OK, so Higueras is in his 50s, but just because young players do not feel the effects so much does not mean that the damage is not being done. There is a growing realization that clay, for both tactical and physical reasons, is a far better surface on which to bring up young players.

"We will look into the possibility of putting the Orange Bowl back on clay at some stage," Player Development boss Patrick McEnroe told me.

Currently the Orange Bowl — the world's leading junior event — is played on hard courts at Crandon Park on Key Biscayne after being moved from its old clay court home at Flamingo Park on Miami Beach.

Examining the data in greater detail, the types of injury that show up make interesting reading. Overall, back injuries take the top spot with shoulders second, ankles third and knees fourth.

Injuries caused trouble for Rafael Nadal in the final three Grand Slams of 2009. (EMMANUEL DUNAND / Getty Images)

But for the Under 12s, shoulder problems make up 23 percent of the injuries with knees accounting for 22 percent. For the 15-16 age range, the leading problems are knees (18 percent) with backs and ankles tied at 17 percent. Wrist injuries, which seem to be getting more prevalent on the ATP tour, are constant throughout all ages at 9-10 percent.

For all the criticism leveled at it in the past, the USTA has now gathered a dedicated group of coaches who are clearly motivated, as well as open-minded, as they search for solutions. Jay Berger, Ricardo Acuna, Tim Mayotte, Kathy Rinaldi, Rodney Harmon and Richard Ashby to name just a few were involved in animated discussions about the best methods of teaching and nurturing the next generation from how to hit a serve to how much training should take place on the court as opposed to in the gym.

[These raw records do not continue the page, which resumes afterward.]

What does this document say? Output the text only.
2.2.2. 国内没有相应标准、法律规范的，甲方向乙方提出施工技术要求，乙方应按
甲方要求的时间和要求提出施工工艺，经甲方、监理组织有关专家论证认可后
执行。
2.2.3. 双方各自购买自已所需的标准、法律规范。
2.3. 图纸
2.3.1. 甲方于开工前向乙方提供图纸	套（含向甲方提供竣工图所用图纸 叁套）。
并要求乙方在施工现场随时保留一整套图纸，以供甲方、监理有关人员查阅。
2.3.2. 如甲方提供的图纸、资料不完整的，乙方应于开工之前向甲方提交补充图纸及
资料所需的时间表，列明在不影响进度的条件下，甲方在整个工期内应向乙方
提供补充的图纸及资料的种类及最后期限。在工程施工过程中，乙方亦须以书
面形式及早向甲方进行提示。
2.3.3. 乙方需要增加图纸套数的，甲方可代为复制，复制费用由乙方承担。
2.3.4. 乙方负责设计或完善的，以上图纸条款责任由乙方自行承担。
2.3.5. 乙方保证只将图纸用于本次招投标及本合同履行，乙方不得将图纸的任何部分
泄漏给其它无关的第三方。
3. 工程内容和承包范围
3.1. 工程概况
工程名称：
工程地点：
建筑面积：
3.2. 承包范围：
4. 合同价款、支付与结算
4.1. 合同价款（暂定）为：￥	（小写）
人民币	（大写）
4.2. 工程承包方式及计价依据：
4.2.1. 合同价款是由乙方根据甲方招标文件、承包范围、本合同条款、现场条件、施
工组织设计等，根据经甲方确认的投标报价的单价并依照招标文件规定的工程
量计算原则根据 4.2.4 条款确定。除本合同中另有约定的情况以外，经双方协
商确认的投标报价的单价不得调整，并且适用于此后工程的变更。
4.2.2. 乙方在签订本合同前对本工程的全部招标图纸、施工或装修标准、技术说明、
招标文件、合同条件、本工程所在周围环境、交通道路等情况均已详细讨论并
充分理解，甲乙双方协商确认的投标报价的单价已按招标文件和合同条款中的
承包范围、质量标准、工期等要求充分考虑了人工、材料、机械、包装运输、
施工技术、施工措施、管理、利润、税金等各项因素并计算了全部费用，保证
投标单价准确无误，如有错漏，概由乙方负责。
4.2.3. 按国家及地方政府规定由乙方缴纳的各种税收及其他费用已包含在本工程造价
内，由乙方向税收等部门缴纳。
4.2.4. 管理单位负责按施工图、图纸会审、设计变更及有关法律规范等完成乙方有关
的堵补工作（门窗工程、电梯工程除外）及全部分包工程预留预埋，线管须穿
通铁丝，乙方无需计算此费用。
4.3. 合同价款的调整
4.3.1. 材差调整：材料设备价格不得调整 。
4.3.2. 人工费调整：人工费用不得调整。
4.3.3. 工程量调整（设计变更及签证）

Trying to distill the complex problems facing this group is not easy, but perhaps one could highlight three areas of special concern — surface, strings and stress. The physical and the psychological are intertwined in the development of a champion, which is why it was good to see the eminent psychologist Jim Loehr, who has worked with so many players over the years, in attendance at Boca.

No young player will have a hope of succeeding if either the body or the mind cannot take the strain. It's a tough road to the top — tougher than many critics imagine.

Richard Evans, who commentated at Wimbledon on BBC Radio for 20 years, has been covering tennis since the 1960's and has reported on more than 150 Grand Slams. He is the author of 15 books, including the official history of the Davis Cup and the unofficial history of the modern game in "Open Tennis." He lives in Florida but is still on the tour 20 weeks in the year.